At first it seems a nice, relaxing little break. The play-offs wean you off the spherical goodness nice and slowly, then the next couple of weekends are quite pleasant. There's no biting of nails; no constantly refreshing web pages or Twitter feeds. There's no pacing up and down your front room, wearing a hole in your carpet. In short, there's no worrying. It's nice.
But then you worry that you're not worrying. Why aren't we worrying? It feels strange, almost alien, not to be wrenching your gut nearly every afternoon or evening over some game of football or other. Your brain, so used to working out, updating and hypothesising over ever-changing implications and permutations of results and formations, starts to feel under-used.
Yes, there's the Under-21 European Championship, to stop us all from going totally cold turkey before the pre-season friendlies kick in, but it isn't the same.
Saturdays become desolate places without the company of Jeff and company or, at the worst, Gabby Logan and Garth Crooks (well, maybe being without Crooks is preferable, but you get the point).
While we mark off the days to the first friendly, we do our best to tide ourselves over. There's FIFA, Pro Evolution and Football Manager to give us our fix. Hell, some of us even go out and play football. Actually play it. With a proper ball. On grass and everything.
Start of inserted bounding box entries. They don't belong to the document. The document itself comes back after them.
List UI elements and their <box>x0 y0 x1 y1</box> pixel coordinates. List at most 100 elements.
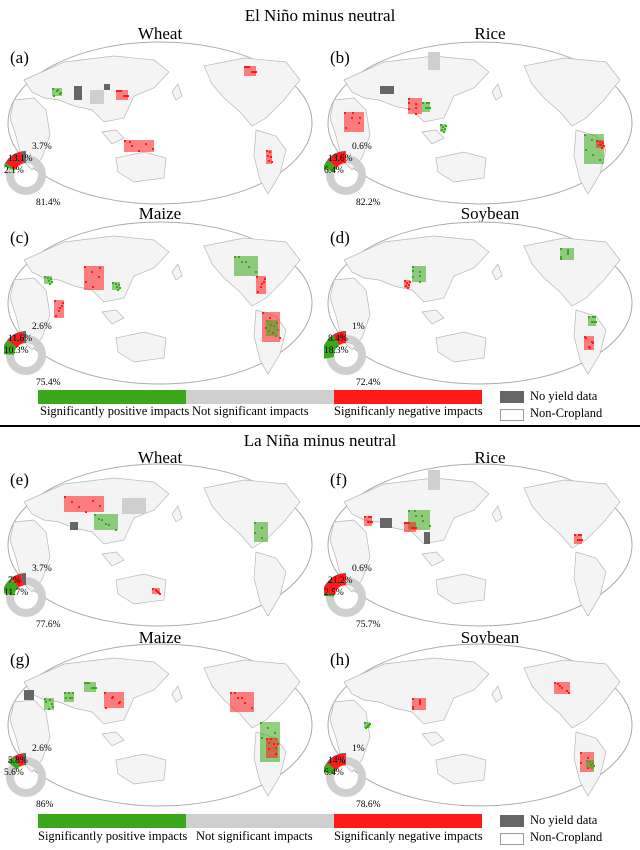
donut-wedge-nodata <box>22 331 26 344</box>
legend-bar-negative-2 <box>334 814 482 828</box>
continent-outline <box>115 331 167 363</box>
donut-wedge-negative <box>332 331 346 346</box>
crop-title-g: Maize <box>138 628 182 647</box>
impact-region-negative <box>230 692 254 712</box>
impact-region-negative <box>404 522 417 532</box>
legend-label-positive-2: Significantly positive impacts <box>38 829 188 843</box>
panel-letter-b: (b) <box>330 48 350 67</box>
donut-label-nodata: 2.6% <box>32 322 52 332</box>
donut-label-notsig: 72.4% <box>356 378 381 386</box>
donut-label-notsig: 86% <box>36 800 54 808</box>
impact-donut: 2.6% 5.8% 5.6% 86% <box>4 744 54 808</box>
crop-title-e: Wheat <box>137 448 183 467</box>
donut-label-positive: 2.1% <box>4 166 24 176</box>
continent-outline <box>171 685 183 703</box>
continent-outline <box>435 753 487 785</box>
impact-region-nodata <box>24 690 34 700</box>
donut-label-nodata: 3.7% <box>32 142 52 152</box>
donut-wedge-negative <box>13 753 25 767</box>
continent-outline <box>343 55 490 123</box>
donut-wedge-nodata <box>20 151 26 164</box>
impact-region-nodata <box>380 86 394 94</box>
impact-region-positive <box>234 256 258 276</box>
donut-label-notsig: 81.4% <box>36 198 61 206</box>
continent-outline <box>101 129 125 145</box>
donut-wedge-positive <box>4 339 17 355</box>
impact-region-negative <box>244 66 257 76</box>
donut-wedge-positive <box>4 163 16 171</box>
continent-outline <box>203 57 301 127</box>
donut-label-positive: 6.4% <box>324 768 344 778</box>
world-map-rice-el-nino: 0.6% 13.6% 6.4% 82.2% <box>324 41 633 206</box>
impact-region-notsig <box>122 498 146 514</box>
continent-outline <box>491 685 503 703</box>
donut-wedge-negative <box>326 753 346 770</box>
impact-donut: 0.6% 21.2% 2.5% 75.7% <box>324 564 381 628</box>
crop-title-a: Wheat <box>137 24 183 43</box>
section-divider <box>0 425 640 427</box>
legend-label-negative: Significanly negative impacts <box>334 404 483 418</box>
donut-wedge-negative <box>324 573 346 595</box>
impact-region-negative <box>266 738 279 758</box>
panel-letter-h: (h) <box>330 650 350 669</box>
impact-region-positive <box>112 282 121 291</box>
impact-region-nodata <box>424 532 430 544</box>
legend-swatch-noncrop-2 <box>500 833 524 845</box>
world-map-soybean-el-nino: 1% 8.4% 18.3% 72.4% <box>324 221 633 386</box>
legend-bar-positive-2 <box>38 814 186 828</box>
continent-outline <box>523 479 621 549</box>
section-title-la-nina: La Niña minus neutral <box>243 431 397 450</box>
legend-label-negative-2: Significanly negative impacts <box>334 829 483 843</box>
donut-label-notsig: 82.2% <box>356 198 381 206</box>
donut-label-positive: 2.5% <box>324 588 344 598</box>
crop-title-d: Soybean <box>460 204 520 223</box>
donut-label-notsig: 78.6% <box>356 800 381 808</box>
legend-label-positive: Significantly positive impacts <box>40 404 190 418</box>
impact-region-nodata <box>380 518 392 528</box>
impact-donut: 1% 14% 6.4% 78.6% <box>324 744 381 808</box>
world-map-maize-la-nina: 2.6% 5.8% 5.6% 86% <box>4 643 313 808</box>
continent-outline <box>523 57 621 127</box>
donut-label-positive: 5.6% <box>4 768 24 778</box>
continent-outline <box>115 753 167 785</box>
donut-label-nodata: 3.7% <box>32 564 52 574</box>
donut-label-nodata: 0.6% <box>352 564 372 574</box>
continent-outline <box>343 657 490 725</box>
donut-label-negative: 21.2% <box>328 576 353 586</box>
donut-label-notsig: 75.4% <box>36 378 61 386</box>
legend-label-notsig: Not significant impacts <box>192 404 309 418</box>
legend-swatch-nodata <box>500 391 524 403</box>
donut-label-positive: 10.3% <box>4 346 29 356</box>
donut-label-notsig: 75.7% <box>356 620 381 628</box>
impact-region-negative <box>54 300 64 318</box>
world-map-rice-la-nina: 0.6% 21.2% 2.5% 75.7% <box>324 463 633 628</box>
donut-wedge-positive <box>4 578 19 596</box>
impact-region-positive <box>266 320 279 337</box>
legend-swatch-nodata-2 <box>500 815 524 827</box>
continent-outline <box>435 151 487 183</box>
impact-region-positive <box>44 698 54 710</box>
donut-label-negative: 14% <box>328 756 346 766</box>
continent-outline <box>421 731 445 747</box>
donut-wedge-nodata <box>345 573 346 586</box>
continent-outline <box>101 309 125 325</box>
impact-region-nodata <box>104 84 110 90</box>
impact-region-positive <box>254 522 268 542</box>
impact-region-negative <box>256 276 266 294</box>
donut-label-negative: 8.4% <box>328 334 348 344</box>
impact-region-positive <box>412 266 426 283</box>
continent-outline <box>491 263 503 281</box>
donut-label-nodata: 0.6% <box>352 142 372 152</box>
donut-label-negative: 11.6% <box>8 334 32 344</box>
donut-label-nodata: 1% <box>352 744 365 754</box>
impact-region-positive <box>94 514 118 531</box>
impact-donut: 3.7% 13.1% 2.1% 81.4% <box>4 142 61 206</box>
impact-region-negative <box>596 140 605 149</box>
donut-label-positive: 18.3% <box>324 346 349 356</box>
donut-wedge-positive <box>7 756 20 770</box>
impact-region-notsig <box>90 90 104 104</box>
donut-wedge-negative <box>5 151 24 170</box>
legend-label-noncrop-2: Non-Cropland <box>530 830 603 844</box>
donut-wedge-nodata <box>344 753 346 766</box>
impact-region-positive <box>64 692 74 702</box>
However, until 3pm on a Saturday in August and our over-optimism sets us up for a gauntlet of worry and the inevitable yet crushing disappointment, we will be longing for the real thing. The proper football. The best distraction from the reality that there is other stuff - actually properly important and often frightening stuff - happening in the world.
Put simply, a world without football is boring and scary. Roll on August.